今日はイギリスでの子供の教育についてお話させていただこうと思います。

 

 

娘が二人いて、幼稚園の年少組から、小中高大学、大学院までイギリスで学びました。
親として、各レベルの学校行事に参加したり、各学期には成績について先生と面談などこなしてきました。

イギリスの学校では、ドラマ(演劇)が科目となっていて授業があるとか、他にもいろいろイギリス発見の連続でありましたが、英国の学校教育について、もっとも驚いたことを、二つ三つ挙げてみたいと思います。

英国の子供向け学習参考書:シェイクスピアの読み方


一つは小学校を終えて中学校を選ぶ頃のことです。二つは大学入試について。三つは歴史の科目についてです。

まずは最初のテーマから。 

 

 

イギリスでは中高は一体となっていてセカンダリースクールと呼ばれますが、学区制度がないので、地域のどこのセカンダリースクールへも進学できます。

そうなると、日本の感覚では、親としては少しでも成績の優秀な学校に入ってもらいたいと思うはず、ところがイギリスの親はそうでもなくてビックリでした。

「うちの子はあまりアカデミックではないから、宿題の多い学校ではきついだろう。」とか、「ドラマをやりたいと言ってるから、あっちの学校かな。」とか、「机に向かってるより、体を動かすタイプなので、課外活動の多い学校がいい。」とか、適度にばらけていて、域内で勉強重視の学校は競争率が高まるわけでもなく、意外とすんなり、皆さんそれぞれが希望する学校に収まるのです。

イギリスのこの地域は、日本でいったら東京や大阪の名のある人気エリアに相当していて、勉強重視の親が多そうな気がしていたのですが、実際そうでもないことは意外でした。
 

英国今昔変わらぬこと:中学校の一クラス人数はヴィクトリア女王の時代と同じ


理由を解釈するに、英国に残るとされる階級制度の影響で、はなから勉強にあまり関心がない人たちが少なからずいるのかなとも、思いましたが、どうもそれだけではなくて、子供たちの個性を伸ばす教育が数世代に渡って徹底されてきた結果ではないかと見ています。

私が見てきたイギリス学校教育のすべてのレベルで、先生方の一貫した姿勢は、子供はそれぞれ別々な人格であるから、その個性は尊重されねばならないという確信です。

これは、おそらく教育現場における確信であるのみならず、イギリス社会に普遍的な確信なんだろうと思います。

ある中学校の数学の授業では、生徒の能力に合わせて、二年落ち、三年落ちの下級レベルの数学を教えていて、それでも生徒たちはノートを見せながら、自分たちはこんな数学ができるんだと得意顔でした。

そりゃあ、三年落ちで学んでいたら、出来て当たり前だろと、はじめは笑いそうになりましたが、よく考えてみたら、これはたいへんなことだと、後から思いました。

皆さん、思い出してみてください。日本で算数・数学を習うと、小中高校大学、どこかのレベルで数学が思うようには出来なくなったのではないでしょうか。日本の数学教育は年齢ごとの共通カリキュラム、減点方式で教えていくので、多くの人はどっかの段階で行き詰まって、社会に出る時に、私は数学が出来たと、胸を張って言える人は少なくなっています。
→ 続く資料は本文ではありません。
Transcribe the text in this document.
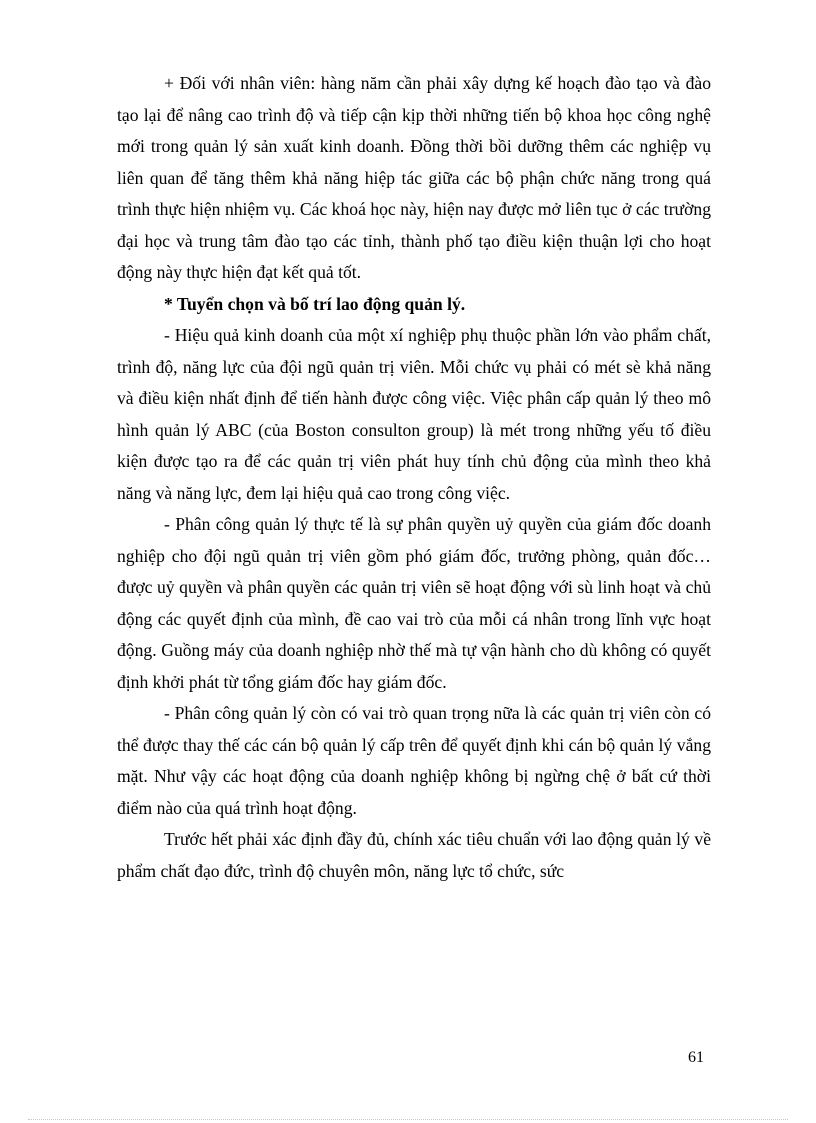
+ Đối với nhân viên: hàng năm cần phải xây dựng kế hoạch đào tạo và đào tạo lại để nâng cao trình độ và tiếp cận kịp thời những tiến bộ khoa học công nghệ mới trong quản lý sản xuất kinh doanh. Đồng thời bồi dưỡng thêm các nghiệp vụ liên quan để tăng thêm khả năng hiệp tác giữa các bộ phận chức năng trong quá trình thực hiện nhiệm vụ. Các khoá học này, hiện nay được mở liên tục ở các trường đại học và trung tâm đào tạo các tỉnh, thành phố tạo điều kiện thuận lợi cho hoạt động này thực hiện đạt kết quả tốt.

* Tuyển chọn và bố trí lao động quản lý.

- Hiệu quả kinh doanh của một xí nghiệp phụ thuộc phần lớn vào phẩm chất, trình độ, năng lực của đội ngũ quản trị viên. Mỗi chức vụ phải có mét sè khả năng và điều kiện nhất định để tiến hành được công việc. Việc phân cấp quản lý theo mô hình quản lý ABC (của Boston consulton group) là mét trong những yếu tố điều kiện được tạo ra để các quản trị viên phát huy tính chủ động của mình theo khả năng và năng lực, đem lại hiệu quả cao trong công việc.

- Phân công quản lý thực tế là sự phân quyền uỷ quyền của giám đốc doanh nghiệp cho đội ngũ quản trị viên gồm phó giám đốc, trưởng phòng, quản đốc…được uỷ quyền và phân quyền các quản trị viên sẽ hoạt động với sù linh hoạt và chủ động các quyết định của mình, đề cao vai trò của mỗi cá nhân trong lĩnh vực hoạt động. Guồng máy của doanh nghiệp nhờ thế mà tự vận hành cho dù không có quyết định khởi phát từ tổng giám đốc hay giám đốc.

- Phân công quản lý còn có vai trò quan trọng nữa là các quản trị viên còn có thể được thay thế các cán bộ quản lý cấp trên để quyết định khi cán bộ quản lý vắng mặt. Như vậy các hoạt động của doanh nghiệp không bị ngừng chệ ở bất cứ thời điểm nào của quá trình hoạt động.

Trước hết phải xác định đầy đủ, chính xác tiêu chuẩn với lao động quản lý về phẩm chất đạo đức, trình độ chuyên môn, năng lực tổ chức, sức

61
ところが、イギリスの学校はカリキュラムお構いなしで、生徒の個性を尊重するというか、能力に合わせた三年落ちの数学でも教えられるので、実際にはたいした数学をやっていなくても、生徒たちはけっこう自信満々なのです。出来ない所をあげつらうことなく、加点方式で出来る所を褒める数学教育です。

 

なんだか自信満々の学生さんを多く生み出す英国の教育システム



学生たちが社会に出るとき、なんらかの挫折感を抱えた学生が多いのか、あるいは、根拠薄弱かも知れないが自信に満ちた学生が多いのか、社会全体のエネルギーという観点からして、どっちが皆の為に、よりお得か考えどころだろうと思います。

書き始めたら長くなってしまいました。三つのテーマのうち、今日は最初のテーマだけで終わることにします。